I've noticed that there seems to be an epidemic of "not-enough-time" going around. People constantly feel that they don't have enough time to be properly attentive to their families, to spend time with friends, to volunteer the way they'd like to, to fix and maintain their possessions and property rather than watching them run down. I'm also interested to know that this lack of time seems to have coincided with our society's decreased observance of any sabbath (Sunday, Saturday, whatever). Anecdotally, I know that people who regard it as their religious duty to "tithe", or give 10% of their income to a church, report that they always end up having enough money, whereas before they tithed, they didn't. (By way of full disclosure, I'll add that this has been the case in my own life.) I wonder whether taking the sabbath seriously might have a favorable impact on the chronic hecticity problem, too.
Here's one of my favorite proverbs: "A child must learn from the bite of the fire to leave it alone." I believe it comes from the Sioux. Years of camping and involvement in Scouting have shown me this again and again: kids will be incautious around fire--you'll see them taking risks more and more--and no amount of warning will change their behavior. Then they'll get just a little too careless, and suddenly (after a startled yelp) they'll have a lifelong respect for fire. The obvious caveat is that you've got to make sure they're not going to incinerate themselves or the surrounding landscape in the process.
I remember watching my younger brother shoot a .22 automatic pistol years ago. He was holding it with his thumbs interlaced behind the pistol, in such a way that one of his knuckles protruded up toward the rear of the slide--and was approaching a point at which the slide would predictably hit the tip of the upwardmost knuckle. I warned him about this two or three times--but he kept reverting to his knuckle-up position.

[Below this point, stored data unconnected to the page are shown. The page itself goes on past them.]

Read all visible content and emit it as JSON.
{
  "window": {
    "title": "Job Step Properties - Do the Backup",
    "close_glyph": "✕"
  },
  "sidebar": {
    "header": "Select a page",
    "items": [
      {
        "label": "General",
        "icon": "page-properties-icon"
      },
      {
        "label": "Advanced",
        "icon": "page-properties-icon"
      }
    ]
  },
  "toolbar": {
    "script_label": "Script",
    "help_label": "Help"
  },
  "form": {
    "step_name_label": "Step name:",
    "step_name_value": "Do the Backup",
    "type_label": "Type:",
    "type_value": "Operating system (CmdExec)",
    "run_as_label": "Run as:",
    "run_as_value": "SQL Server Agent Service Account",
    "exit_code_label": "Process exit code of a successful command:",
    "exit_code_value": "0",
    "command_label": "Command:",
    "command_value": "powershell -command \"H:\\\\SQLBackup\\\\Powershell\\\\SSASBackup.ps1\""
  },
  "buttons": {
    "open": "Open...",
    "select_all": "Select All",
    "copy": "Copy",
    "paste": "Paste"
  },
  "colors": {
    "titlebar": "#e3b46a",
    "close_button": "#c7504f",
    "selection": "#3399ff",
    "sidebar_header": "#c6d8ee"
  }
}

Finally, I saw him taking aim and noticed that, sure enough, his knuckle was directly in the path of the slide. Not too far, but the tip was there. I thought for just a second about warning him--but also had just enough time to assess that the gun was of a light caliber, the force behind the slide was not going to be enough to do much damage, and only the very tip of his knuckle was going to come to any grief. I stayed silent. He squeezed the trigger--"POP!" "Yaaah!" (he quickly removed his non-shooting hand from the gun and shook it, having received a disconcerting scrape to the knuckle of his non-shooting thumb). He never had that problem again, and I never had to warn him again. I don't know--maybe I was running an undue risk, and he might have dropped the gun and accidentally shot one of us dead--but at the time it seemed the wise thing to do, and it worked. Your mileage may vary.